Redefining Canada’s Internal Boundaries

It has been nearly 115 years since the provinces Alberta and Saskatchewan were established. Through pure determination and will, the citizens of Alberta and Saskatchewan have developed these provinces into economic necessities for Canada. Despite suffering through extremely challenging economic, environmental, and deliberate external political interference, Albertans and Saskatchewanians continue to be successful.

Alberta and Saskatchewan were founded out of a national dream to connect British Columbia with the eastern provinces, securing Canada’s future and protecting it from American encroachment. Settlers and immigrants flocked to the prairies seeking free land (well, almost free). The idea was to develop communities along the national railway and to establish an economic corridor that would sustain the rail connection between British Columbia and the rest of Canada. Settlers and immigrants diligently toiled for generations, developing the natural resources around them, building communities, raising families, and contributing enormously to the rest of Canada. Their development and success have always been, in one way or another, dependent on external permissions or allowances, especially for passage and trade.

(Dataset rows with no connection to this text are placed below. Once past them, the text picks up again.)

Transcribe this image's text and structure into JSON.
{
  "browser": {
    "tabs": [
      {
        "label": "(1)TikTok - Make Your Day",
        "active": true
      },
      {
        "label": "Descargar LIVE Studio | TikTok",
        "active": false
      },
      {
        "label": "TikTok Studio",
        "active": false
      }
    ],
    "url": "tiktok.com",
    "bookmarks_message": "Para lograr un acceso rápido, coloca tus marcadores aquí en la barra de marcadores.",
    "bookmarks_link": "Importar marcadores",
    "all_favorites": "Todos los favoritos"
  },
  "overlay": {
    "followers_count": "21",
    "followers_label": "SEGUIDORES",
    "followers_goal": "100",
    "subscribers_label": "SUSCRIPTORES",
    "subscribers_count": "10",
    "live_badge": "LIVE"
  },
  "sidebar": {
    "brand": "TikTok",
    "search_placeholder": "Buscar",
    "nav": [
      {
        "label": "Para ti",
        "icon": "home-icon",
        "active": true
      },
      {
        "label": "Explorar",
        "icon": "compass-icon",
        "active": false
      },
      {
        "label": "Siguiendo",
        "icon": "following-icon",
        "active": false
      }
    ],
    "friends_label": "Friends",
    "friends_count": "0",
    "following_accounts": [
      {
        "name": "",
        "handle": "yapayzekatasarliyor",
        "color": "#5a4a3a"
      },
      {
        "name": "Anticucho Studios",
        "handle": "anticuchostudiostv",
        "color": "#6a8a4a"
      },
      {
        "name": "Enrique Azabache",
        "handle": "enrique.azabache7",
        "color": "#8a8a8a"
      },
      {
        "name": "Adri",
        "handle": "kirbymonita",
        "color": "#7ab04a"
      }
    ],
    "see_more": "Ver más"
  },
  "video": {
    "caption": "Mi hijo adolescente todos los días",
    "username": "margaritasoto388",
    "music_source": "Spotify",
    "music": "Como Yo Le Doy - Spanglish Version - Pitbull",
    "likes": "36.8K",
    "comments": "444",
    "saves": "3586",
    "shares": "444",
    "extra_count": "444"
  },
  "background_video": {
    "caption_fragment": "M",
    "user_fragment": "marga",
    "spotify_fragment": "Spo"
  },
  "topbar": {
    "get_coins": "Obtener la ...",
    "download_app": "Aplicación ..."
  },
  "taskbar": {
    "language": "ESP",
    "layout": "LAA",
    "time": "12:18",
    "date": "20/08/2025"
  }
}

This paper examines the fundamental rights of Albertans and Saskatchewanians have to tide-water, riparian rights, economic rights, and mobility rights; and the neglect of those rights by the federal government for the past 115 years, when decisions were based on a different set of circumstances and not on the future outlook for these Canadian citizens. The circumstances and future outlook policymakers faced 115 years ago are not the same today. To be at least as successful as the past 115 years, Canada needs to revise its internal boundaries now, so as to provide all provinces and their citizens equal rights: access to sea, riparian rights, economic opportunities, and mobility rights.